Everything working as expected; mailboxes hosted in SG/HK getting migrated without any issues.
Introducing the issue:
When auto discover and MRS endpoint for ID were published we observed sudden growth in MPLS usage between SG/HK and ID. All the bandwidth got consumed between these locations and the culprit were Exchange Servers in these locations talking to each other on SNPP TCP 444 port.
There was no mailbox being migrated to EXO or Synced. Why should this be the case. What is SNPP protocol and why are exchange servers in both location replicating so much of data? If the mailboxes were migrated they will be using the MRS Proxy endpoint that is published in Indonesia.
We raised a case with Microsoft and shared the logs with them. Took them a while and probably they saw ExchangeActivesync traffic causing it however could not pin-point what changed all of a sudden that caused this surge? We had not changed anything on Exchange apart from publishing Autodiscover URL for Indonesia smtp domain and MRS Endpoint for Indonesia Exchange servers.
I was travelling and could not focus on the issue. Landed in Singapore and spoke to my colleagues who shared a key piece of information and a log that helped to narrow down what the issue might be.
The clue came from the IIS Logs on Exchange servers in Indonesia. We saw a log of following POST events in IIS logs.
Log Location: C:\inetpub\logs\LogFiles\W3SVC2
Log shows POST Message from Singapore server on port 444 SNPP for DeviceType=OutlookService and OutlookServiceMrsAgent being used on the Indonesia server. This was logged for about 27 users in Indonesia.
The other findings from one of the colleague @Praveen_C_k showed huge amount of data flow reflecting the above findings.
It then struck me that this was possibly caused by using Outlook for iOS/Android with Hybrid Exchange On-Premises with EMS. We had enrolled into the TAP program with Microsoft and had setup the ability to allow users in our company to access their email via Outlook app on the mobile phones.
As part of this configuration you allow a service in Mobile Device Access Policy in On-Premises Exchange server by the name “Device Type=OutlookService”. This allows your users to use Outlook on mobile devices to access your on-premises mailbox securely where you apply Intune App Protection policies to Outlook app.

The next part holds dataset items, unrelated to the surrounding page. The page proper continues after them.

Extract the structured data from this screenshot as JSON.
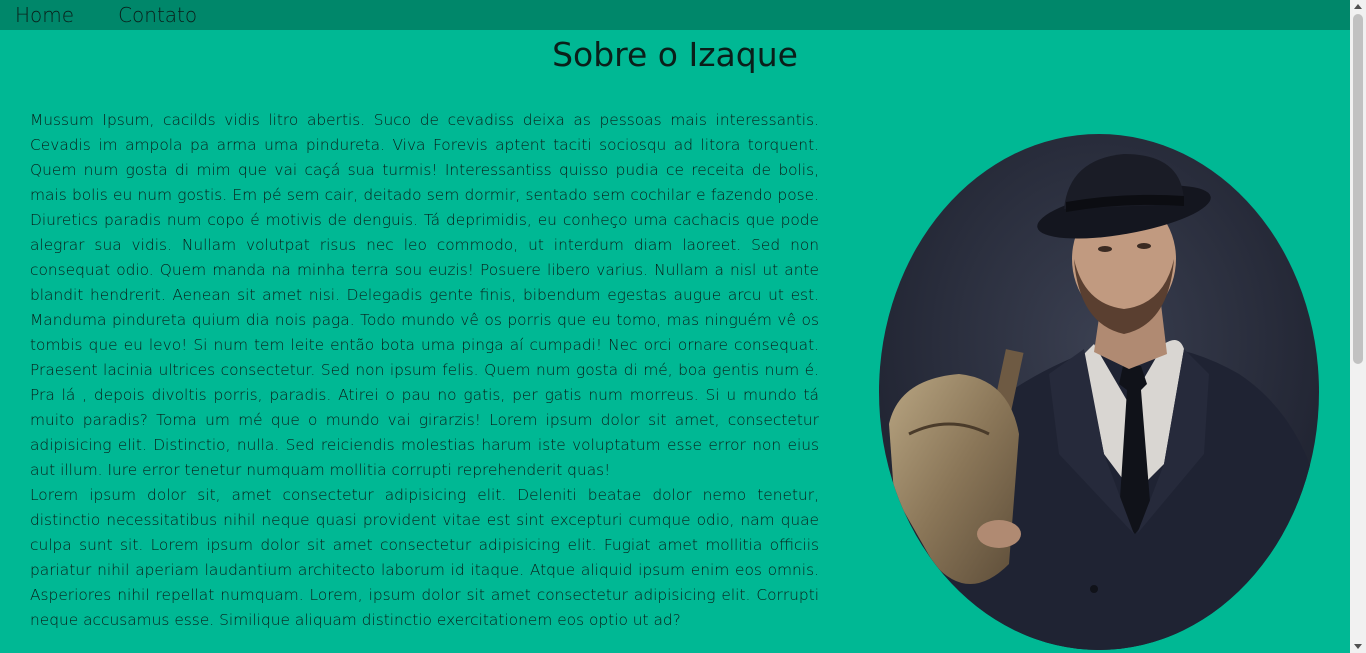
{
  "nav": {
    "home_label": "Home",
    "contact_label": "Contato"
  },
  "header": {
    "title": "Sobre o Izaque"
  },
  "article": {
    "paragraph_1": "Mussum Ipsum, cacilds vidis litro abertis. Suco de cevadiss deixa as pessoas mais interessantis. Cevadis im ampola pa arma uma pindureta. Viva Forevis aptent taciti sociosqu ad litora torquent. Quem num gosta di mim que vai caçá sua turmis! Interessantiss quisso pudia ce receita de bolis, mais bolis eu num gostis. Em pé sem cair, deitado sem dormir, sentado sem cochilar e fazendo pose. Diuretics paradis num copo é motivis de denguis. Tá deprimidis, eu conheço uma cachacis que pode alegrar sua vidis. Nullam volutpat risus nec leo commodo, ut interdum diam laoreet. Sed non consequat odio. Quem manda na minha terra sou euzis! Posuere libero varius. Nullam a nisl ut ante blandit hendrerit. Aenean sit amet nisi. Delegadis gente finis, bibendum egestas augue arcu ut est. Manduma pindureta quium dia nois paga. Todo mundo vê os porris que eu tomo, mas ninguém vê os tombis que eu levo! Si num tem leite então bota uma pinga aí cumpadi! Nec orci ornare consequat. Praesent lacinia ultrices consectetur. Sed non ipsum felis. Quem num gosta di mé, boa gentis num é. Pra lá , depois divoltis porris, paradis. Atirei o pau no gatis, per gatis num morreus. Si u mundo tá muito paradis? Toma um mé que o mundo vai girarzis! Lorem ipsum dolor sit amet, consectetur adipisicing elit. Distinctio, nulla. Sed reiciendis molestias harum iste voluptatum esse error non eius aut illum. Iure error tenetur numquam mollitia corrupti reprehenderit quas!",
    "paragraph_2": "Lorem ipsum dolor sit, amet consectetur adipisicing elit. Deleniti beatae dolor nemo tenetur, distinctio necessitatibus nihil neque quasi provident vitae est sint excepturi cumque odio, nam quae culpa sunt sit. Lorem ipsum dolor sit amet consectetur adipisicing elit. Fugiat amet mollitia officiis pariatur nihil aperiam laudantium architecto laborum id itaque. Atque aliquid ipsum enim eos omnis. Asperiores nihil repellat numquam. Lorem, ipsum dolor sit amet consectetur adipisicing elit. Corrupti neque accusamus esse. Similique aliquam distinctio exercitationem eos optio ut ad?"
  },
  "colors": {
    "background": "#00b894",
    "nav_background": "#00876a",
    "text": "#0a1f1a"
  },
  "portrait": {
    "shape": "oval"
  }
}
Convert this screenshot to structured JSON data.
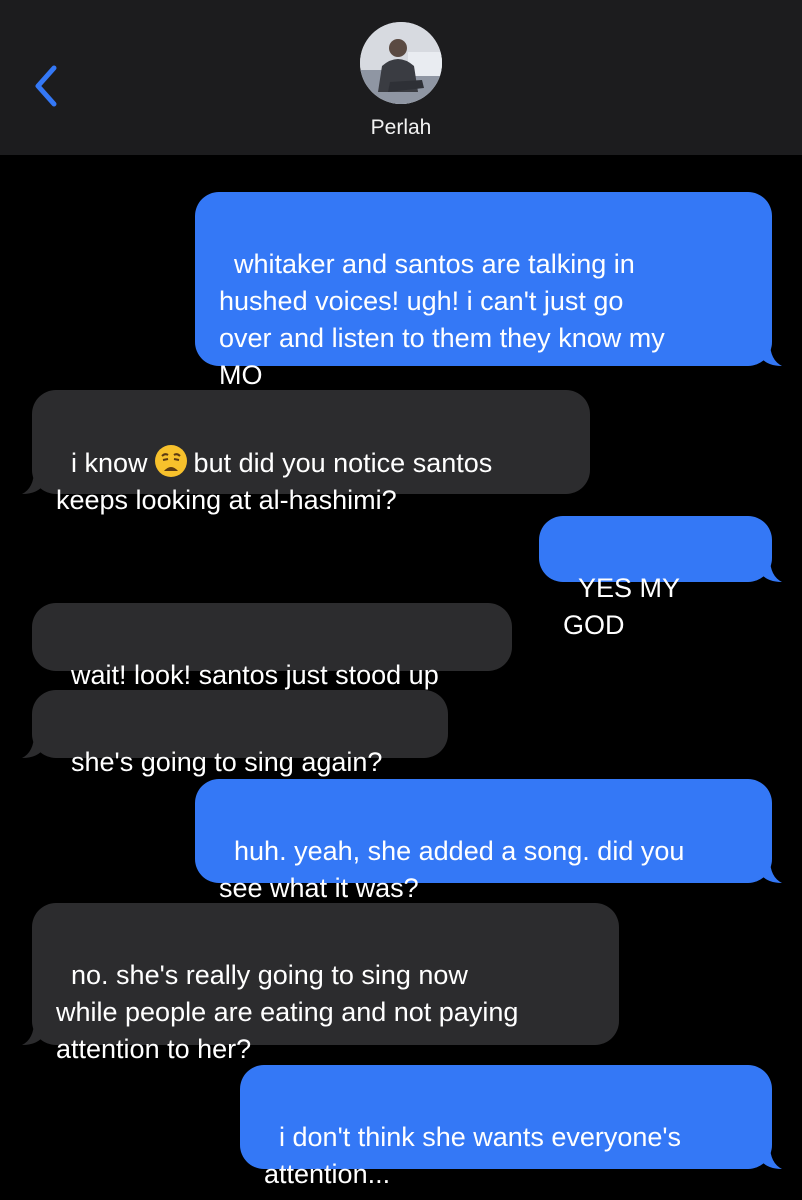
{
  "header": {
    "contact_name": "Perlah",
    "back_icon": "chevron-left-icon",
    "accent_color": "#3478f6"
  },
  "messages": [
    {
      "direction": "outgoing",
      "text": "whitaker and santos are talking in\nhushed voices! ugh! i can't just go\nover and listen to them they know my\nMO"
    },
    {
      "direction": "incoming",
      "text_before_emoji": "i know",
      "emoji": "weary-face-emoji",
      "text_after_emoji": "but did you notice santos\nkeeps looking at al-hashimi?"
    },
    {
      "direction": "outgoing",
      "text": "YES MY GOD"
    },
    {
      "direction": "incoming",
      "text": "wait! look! santos just stood up"
    },
    {
      "direction": "incoming",
      "text": "she's going to sing again?"
    },
    {
      "direction": "outgoing",
      "text": "huh. yeah, she added a song. did you\nsee what it was?"
    },
    {
      "direction": "incoming",
      "text": "no. she's really going to sing now\nwhile people are eating and not paying\nattention to her?"
    },
    {
      "direction": "outgoing",
      "text": "i don't think she wants everyone's\nattention..."
    }
  ],
  "colors": {
    "outgoing_bubble": "#3478f6",
    "incoming_bubble": "#2c2c2e",
    "background": "#000000",
    "header_background": "#1c1c1e"
  }
}
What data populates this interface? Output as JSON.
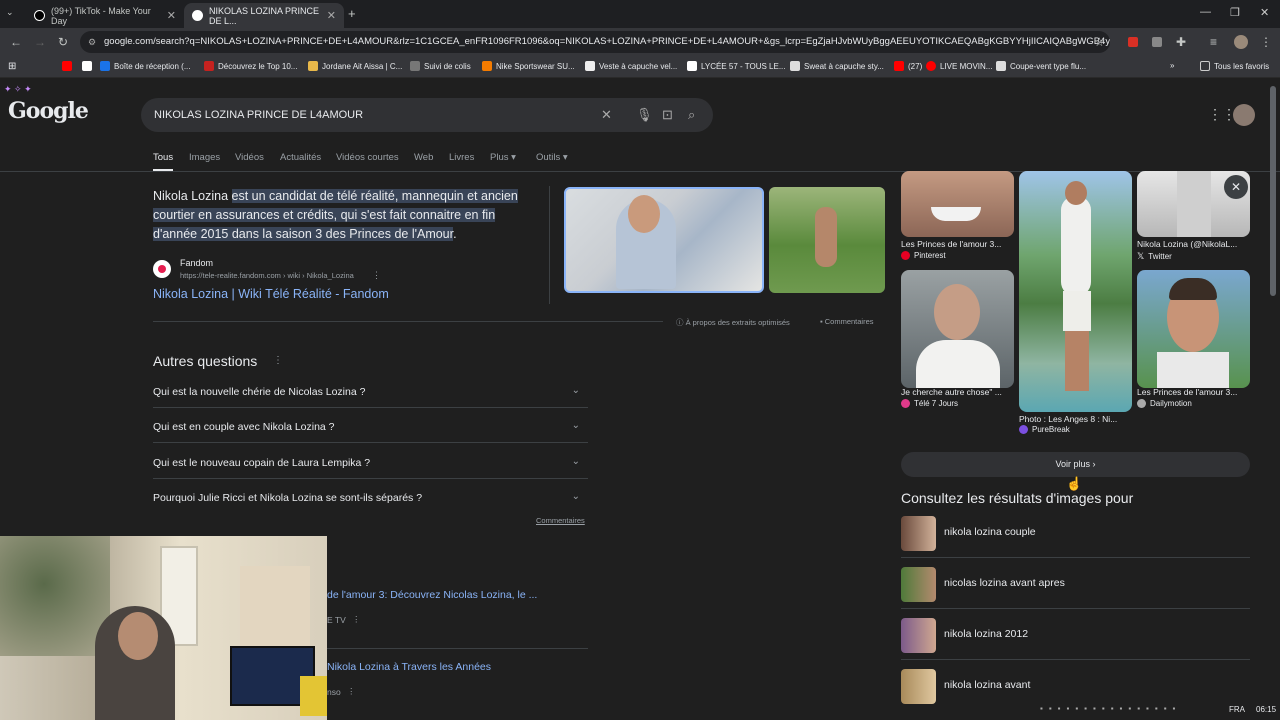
{
  "browser": {
    "tabs": [
      {
        "title": "(99+) TikTok - Make Your Day"
      },
      {
        "title": "NIKOLAS LOZINA PRINCE DE L..."
      }
    ],
    "url": "google.com/search?q=NIKOLAS+LOZINA+PRINCE+DE+L4AMOUR&rlz=1C1GCEA_enFR1096FR1096&oq=NIKOLAS+LOZINA+PRINCE+DE+L4AMOUR+&gs_lcrp=EgZjaHJvbWUyBggAEEUYOTIKCAEQABgKGBYYHjIICAIQABgWGB4yCAgDEA...",
    "bookmarks": [
      "Boîte de réception (...",
      "Découvrez le Top 10...",
      "Jordane Ait Aissa | C...",
      "Suivi de colis",
      "Nike Sportswear SU...",
      "Veste à capuche vel...",
      "LYCÉE 57 - TOUS LE...",
      "Sweat à capuche sty...",
      "(27)",
      "LIVE MOVIN...",
      "Coupe-vent type flu..."
    ],
    "all_bookmarks": "Tous les favoris"
  },
  "google": {
    "logo": "Google",
    "query": "NIKOLAS LOZINA PRINCE DE L4AMOUR",
    "tabs": [
      "Tous",
      "Images",
      "Vidéos",
      "Actualités",
      "Vidéos courtes",
      "Web",
      "Livres",
      "Plus",
      "Outils"
    ],
    "snippet": {
      "lead": "Nikola Lozina",
      "highlight": "est un candidat de télé réalité, mannequin et ancien courtier en assurances et crédits, qui s'est fait connaitre en fin d'année 2015 dans la saison 3 des Princes de l'Amour",
      "end": ".",
      "source_name": "Fandom",
      "source_url": "https://tele-realite.fandom.com › wiki › Nikola_Lozina",
      "link_title": "Nikola Lozina | Wiki Télé Réalité - Fandom",
      "about": "À propos des extraits optimisés",
      "feedback": "Commentaires"
    },
    "paa": {
      "title": "Autres questions",
      "questions": [
        "Qui est la nouvelle chérie de Nicolas Lozina ?",
        "Qui est en couple avec Nikola Lozina ?",
        "Qui est le nouveau copain de Laura Lempika ?",
        "Pourquoi Julie Ricci et Nikola Lozina se sont-ils séparés ?"
      ],
      "feedback": "Commentaires"
    },
    "partial_results": [
      {
        "title": "de l'amour 3: Découvrez Nicolas Lozina, le ...",
        "meta": "E TV"
      },
      {
        "title": "Nikola Lozina à Travers les Années",
        "meta": "nso"
      }
    ],
    "images": [
      {
        "caption": "Les Princes de l'amour 3...",
        "source": "Pinterest"
      },
      {
        "caption": "Photo : Les Anges 8 : Ni...",
        "source": "PureBreak"
      },
      {
        "caption": "Nikola Lozina (@NikolaL...",
        "source": "Twitter"
      },
      {
        "caption": "Je cherche autre chose\" ...",
        "source": "Télé 7 Jours"
      },
      {
        "caption": "Les Princes de l'amour 3...",
        "source": "Dailymotion"
      }
    ],
    "see_more": "Voir plus",
    "related_title": "Consultez les résultats d'images pour",
    "related": [
      "nikola lozina couple",
      "nicolas lozina avant apres",
      "nikola lozina 2012",
      "nikola lozina avant"
    ]
  },
  "tray": {
    "lang": "FRA",
    "time": "06:15"
  }
}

However, the catch is Microsoft caches 4 weeks of mail data for users on Exchange Online. This is very important to note. Microsoft does that because they then apply the EMS policies on this Data Cache as show below. What users access from mobile app is this cache. This caching mechanism uses the MRS Proxy endpoint on the Microsoft Exchange server on-premises. Here’s the deal though. You cannot specify multiple MRS Proxy endpoints for this caching mechanism. I believe it is one per Hybrid Config and that’s the issue we have.
With Exchange mailbox Migrations you have the freedom to specify MRS Proxy endpoint for a specific batch. In our case we can point to Indonesia MRS Endpoint that we have published while we migrate exchange mailboxes. However, for the user Data Cache we don't have such mechanism. I will work with Microsoft on this via our TAM and CxP colleagues.
a) Since the utilization was causing issues with other services, we had to edit the Mobile Device Access Policy to Quarantine the devices for “Device Type=OutlookService”. We are anyway migrating to Exchange Online and can live without Outlook as we also have alternatives in AirWatch/Good/BB.
b) Restart Microsoft Exchange Mailbox Replication service.
c) Reset IIS (This is a must else the traffic wont go down as the sessions keep going until you reset IIS).
Once we reset the IIS we saw the network utilization dropping.